Dedicated to caring for the poor for nearly 370 years following its establishment in 1634, the “Hospital for the incurables” was renamed “Hôpital Laennec” in 1878. It is part of the lineage of Paris’ great hospitals, which includes the Invalides and Salpêtrière, Laennec distinguishes itself through its sober architecture.
The 17,200 m² of the central buildings, located on either side of a chapel built during the reign of Louis XIII, now house Kering’s and Balenciaga’s offices.
The preliminary study of the renovation project, which was entrusted to Benjamin Mouton, Chief architect of France’s historical monuments, unveiled the unusual history of the site. The renovation was an immensely complex challenge: making the best of the premises while losing none of its original charm, recapturing its former beauty without erasing the rich history that saw it evolve over nearly four centuries. Furthermore, all this had to be done while respecting the historically classified status of certain elements, such as the chapel, and ensuring that the entire area could accommodate a working environment in line with contemporary expectations and requirements.

  • 40, rue de Sèvres - Jardin du Chevet de la Chapelle ©Thierry Depagne
  • 40, rue de Sèvres - Cour d'honneur ©Thierry Depagne
  • 40, rue de Sèvres - Cour Saint-Louis ©Thierry Depagne
  • 40, rue de Sèvres - Voutes, bâtiments centraux ©Thierry Depagne
  • 40, rue de Sèvres - Journées du Patrimoine_Vue générale de l'exposition Balenciaga ©Diane Arques
  • 40, rue de Sèvres - Journées du Patrimoine_vue générale de l'exposition Echos ©Diane Arques / ADAGP
  • 40, rue de Sèvres - Passage couvert entre la Cour Saint-François et le Jardin du Chevet de la Chapelle ©Thierry Depagne

After ten years of study and three years of work, the former hospice has been restored to its historic appearance and has taken on new roles that will now help safeguard its existence.

Benjamin Mouton,

Chief architect of France's historic monuments

 

ENVIRONMENTAL PROTECTION

Respect for modernity and stringent environmental standards – a concern that underpins Kering’s entire strategy and business approach – is also reflected in the project’s compliance with the highest standards of environmental protection.

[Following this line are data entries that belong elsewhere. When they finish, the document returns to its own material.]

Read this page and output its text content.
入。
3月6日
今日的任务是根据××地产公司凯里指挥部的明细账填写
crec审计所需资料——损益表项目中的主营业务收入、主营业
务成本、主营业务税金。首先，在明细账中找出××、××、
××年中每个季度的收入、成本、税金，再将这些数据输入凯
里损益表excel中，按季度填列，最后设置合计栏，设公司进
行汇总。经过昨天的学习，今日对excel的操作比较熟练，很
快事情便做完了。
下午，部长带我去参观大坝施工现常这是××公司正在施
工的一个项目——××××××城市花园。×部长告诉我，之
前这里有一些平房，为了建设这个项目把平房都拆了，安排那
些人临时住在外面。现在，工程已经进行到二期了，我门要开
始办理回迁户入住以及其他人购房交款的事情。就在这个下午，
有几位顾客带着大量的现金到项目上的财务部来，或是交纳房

Fitted with the latest in working comfort and technology, 40, rue de Sèvres is among the first historical monuments to be awarded the French HQE1 environmental label.

 

THE GARDENS

In order to adhere as closely as possible to the range of plant life available in 17th and 18th century Europe, but also to recapture the quasi-religious atmosphere that used to characterise these gardens – half vegetable plots, half places for contemplation – Raguin opted for a simple and serene approach featuring soft colours. The resulting gardens exude a certain serenity and calm all year round, drawn from this fairly austere approach.

        When I began to work on the site around five years ago, what struck me the most was seeing this sort of tiny jewel emerging, an extraordinary space that seemed to exist outside of Paris itself. The city is right on our doorstep and yet we are in another place where all is calm and silent. A garden is always the result of a joint effort. The peacefulness that emanates from these gardens no doubt brought us together and helped us in succeeding to restore the gardens to their former glory.